Esta mañana, mientras esperaba el autobús, noté cómo la luz atravesaba las hojas nuevas de los plátanos de sombra. Ese verde traslúcido me recordó una frase que leí hace tiempo en una carta de Simone Weil: "La atención absoluta es oración". Me quedé observando ese instante, sin prisa, y pensé en lo difícil que resulta hoy sostener la mirada sobre algo pequeño sin que la mente salte a otra cosa.
Esa quietud me llevó a recordar un episodio que había estado leyendo sobre la Biblioteca de Alejandría. No su destrucción —esa parte que todos conocen—, sino algo más íntimo: el trabajo de los copistas que traducían textos del griego al latín en los primeros siglos de nuestra era.
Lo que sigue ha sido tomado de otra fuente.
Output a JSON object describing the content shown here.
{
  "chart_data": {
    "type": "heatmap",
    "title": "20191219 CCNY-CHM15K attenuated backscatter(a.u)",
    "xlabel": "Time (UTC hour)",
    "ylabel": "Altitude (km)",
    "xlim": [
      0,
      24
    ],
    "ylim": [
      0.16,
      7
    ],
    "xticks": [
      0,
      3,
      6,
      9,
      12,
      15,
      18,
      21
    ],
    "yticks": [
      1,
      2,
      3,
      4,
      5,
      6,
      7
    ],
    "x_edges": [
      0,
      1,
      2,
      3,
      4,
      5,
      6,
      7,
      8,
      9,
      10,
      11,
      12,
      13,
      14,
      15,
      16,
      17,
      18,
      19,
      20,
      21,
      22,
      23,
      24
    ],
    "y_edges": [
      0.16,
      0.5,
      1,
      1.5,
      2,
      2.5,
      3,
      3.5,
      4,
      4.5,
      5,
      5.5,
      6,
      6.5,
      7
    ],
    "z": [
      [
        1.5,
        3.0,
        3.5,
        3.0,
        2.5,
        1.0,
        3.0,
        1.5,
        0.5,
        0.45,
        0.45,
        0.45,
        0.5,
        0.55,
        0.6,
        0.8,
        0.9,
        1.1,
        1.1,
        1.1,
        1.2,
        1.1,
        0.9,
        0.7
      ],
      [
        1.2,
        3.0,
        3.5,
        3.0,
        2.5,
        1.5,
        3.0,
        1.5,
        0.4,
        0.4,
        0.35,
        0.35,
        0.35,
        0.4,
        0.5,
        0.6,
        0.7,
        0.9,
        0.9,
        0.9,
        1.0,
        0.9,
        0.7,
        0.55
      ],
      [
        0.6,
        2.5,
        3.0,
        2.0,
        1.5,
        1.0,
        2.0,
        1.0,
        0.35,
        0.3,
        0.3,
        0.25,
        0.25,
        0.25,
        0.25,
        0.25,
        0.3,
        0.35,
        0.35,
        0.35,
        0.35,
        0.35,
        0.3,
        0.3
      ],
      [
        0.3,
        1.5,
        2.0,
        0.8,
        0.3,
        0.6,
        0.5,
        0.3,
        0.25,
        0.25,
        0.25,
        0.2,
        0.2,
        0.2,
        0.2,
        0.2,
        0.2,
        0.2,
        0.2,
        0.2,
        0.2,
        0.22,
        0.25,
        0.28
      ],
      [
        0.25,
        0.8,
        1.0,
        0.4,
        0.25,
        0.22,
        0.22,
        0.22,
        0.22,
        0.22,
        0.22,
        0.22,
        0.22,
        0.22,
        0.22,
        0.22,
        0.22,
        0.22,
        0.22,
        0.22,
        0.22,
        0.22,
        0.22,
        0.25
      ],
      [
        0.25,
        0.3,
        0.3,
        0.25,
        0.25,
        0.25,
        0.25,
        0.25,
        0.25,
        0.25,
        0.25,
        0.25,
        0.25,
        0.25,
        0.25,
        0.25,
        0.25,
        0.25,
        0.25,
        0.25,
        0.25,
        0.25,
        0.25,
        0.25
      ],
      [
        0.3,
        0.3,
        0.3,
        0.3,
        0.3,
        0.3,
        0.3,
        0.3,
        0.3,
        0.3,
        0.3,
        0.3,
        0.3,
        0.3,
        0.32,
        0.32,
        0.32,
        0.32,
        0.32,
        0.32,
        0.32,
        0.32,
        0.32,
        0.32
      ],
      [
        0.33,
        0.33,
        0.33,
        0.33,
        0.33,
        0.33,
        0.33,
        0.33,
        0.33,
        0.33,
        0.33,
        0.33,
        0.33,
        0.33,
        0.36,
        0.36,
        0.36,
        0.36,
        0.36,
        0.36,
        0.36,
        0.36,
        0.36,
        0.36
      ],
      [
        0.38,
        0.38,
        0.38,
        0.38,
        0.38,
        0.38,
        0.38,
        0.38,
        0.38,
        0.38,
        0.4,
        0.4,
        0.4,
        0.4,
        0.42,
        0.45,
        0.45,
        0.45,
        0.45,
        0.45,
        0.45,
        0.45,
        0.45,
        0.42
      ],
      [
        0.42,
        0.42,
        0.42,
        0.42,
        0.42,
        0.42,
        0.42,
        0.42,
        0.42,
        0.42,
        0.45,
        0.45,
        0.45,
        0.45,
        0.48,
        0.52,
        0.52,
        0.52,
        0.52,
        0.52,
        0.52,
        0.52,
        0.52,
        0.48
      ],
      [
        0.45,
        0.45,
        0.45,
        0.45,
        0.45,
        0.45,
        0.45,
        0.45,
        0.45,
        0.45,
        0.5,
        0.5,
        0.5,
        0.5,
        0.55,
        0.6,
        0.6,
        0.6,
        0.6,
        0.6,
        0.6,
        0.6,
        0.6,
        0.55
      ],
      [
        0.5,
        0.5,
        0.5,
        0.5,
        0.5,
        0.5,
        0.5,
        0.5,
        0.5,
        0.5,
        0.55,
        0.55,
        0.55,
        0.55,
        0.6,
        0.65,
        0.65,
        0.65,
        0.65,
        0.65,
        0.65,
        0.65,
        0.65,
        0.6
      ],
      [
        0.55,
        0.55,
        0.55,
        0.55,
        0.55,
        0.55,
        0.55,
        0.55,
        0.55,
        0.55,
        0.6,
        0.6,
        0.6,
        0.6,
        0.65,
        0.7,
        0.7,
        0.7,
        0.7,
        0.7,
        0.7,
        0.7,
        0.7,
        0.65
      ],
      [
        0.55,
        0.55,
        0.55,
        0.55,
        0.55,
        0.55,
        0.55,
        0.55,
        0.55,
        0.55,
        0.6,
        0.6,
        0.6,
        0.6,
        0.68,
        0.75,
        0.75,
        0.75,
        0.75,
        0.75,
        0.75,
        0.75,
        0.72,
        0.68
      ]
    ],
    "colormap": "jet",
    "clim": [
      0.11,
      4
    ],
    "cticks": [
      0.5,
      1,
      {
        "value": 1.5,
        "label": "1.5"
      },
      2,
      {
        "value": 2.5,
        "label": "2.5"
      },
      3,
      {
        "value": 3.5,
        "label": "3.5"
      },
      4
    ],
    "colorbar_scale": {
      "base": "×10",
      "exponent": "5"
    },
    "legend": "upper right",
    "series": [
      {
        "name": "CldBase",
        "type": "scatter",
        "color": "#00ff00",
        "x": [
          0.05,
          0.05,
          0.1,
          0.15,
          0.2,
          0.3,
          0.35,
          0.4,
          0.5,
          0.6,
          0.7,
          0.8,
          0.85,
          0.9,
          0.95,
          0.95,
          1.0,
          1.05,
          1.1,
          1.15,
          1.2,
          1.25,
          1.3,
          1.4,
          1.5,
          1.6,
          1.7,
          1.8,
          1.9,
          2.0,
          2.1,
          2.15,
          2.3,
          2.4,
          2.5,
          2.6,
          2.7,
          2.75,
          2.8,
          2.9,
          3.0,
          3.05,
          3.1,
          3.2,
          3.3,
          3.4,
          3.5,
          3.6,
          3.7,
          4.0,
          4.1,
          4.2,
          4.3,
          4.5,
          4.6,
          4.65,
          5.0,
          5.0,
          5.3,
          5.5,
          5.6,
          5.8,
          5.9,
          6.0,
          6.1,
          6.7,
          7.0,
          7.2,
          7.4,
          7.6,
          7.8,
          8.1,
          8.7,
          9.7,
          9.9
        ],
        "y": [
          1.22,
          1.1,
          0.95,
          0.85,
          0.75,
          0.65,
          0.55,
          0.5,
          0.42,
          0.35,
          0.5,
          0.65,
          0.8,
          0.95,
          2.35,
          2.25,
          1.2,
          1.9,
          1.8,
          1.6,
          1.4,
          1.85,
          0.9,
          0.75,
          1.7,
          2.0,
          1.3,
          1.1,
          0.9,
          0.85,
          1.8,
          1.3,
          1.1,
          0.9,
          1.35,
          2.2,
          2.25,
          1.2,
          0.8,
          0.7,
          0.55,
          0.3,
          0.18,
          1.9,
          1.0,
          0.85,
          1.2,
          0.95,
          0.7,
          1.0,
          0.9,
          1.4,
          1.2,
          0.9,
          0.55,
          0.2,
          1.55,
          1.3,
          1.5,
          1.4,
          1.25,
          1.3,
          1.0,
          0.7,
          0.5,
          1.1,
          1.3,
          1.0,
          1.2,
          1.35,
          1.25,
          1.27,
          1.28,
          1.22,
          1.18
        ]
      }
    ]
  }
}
Imaginé sus manos cansadas, la tinta corriendo sobre el papiro, el esfuerzo por preservar ideas que ni siquiera compartían del todo. ¿Cuántos errores habrán cometido? ¿Cuántas palabras habrán cambiado sin darse cuenta, alterando para siempre el sentido de un argumento?
Me pregunto si ellos también sentían esa ansiedad que a veces me invade cuando escribo: el temor de no capturar bien una idea, de traicionarla al traducirla. Hoy intenté explicarle a un compañero por qué me interesa tanto la historia intelectual, y me trabé. Le dije algo como "es que me gusta entender cómo pensaba la gente", pero sonó vago, insuficiente. Después, caminando de vuelta, encontré las palabras precisas. Siempre pasa así.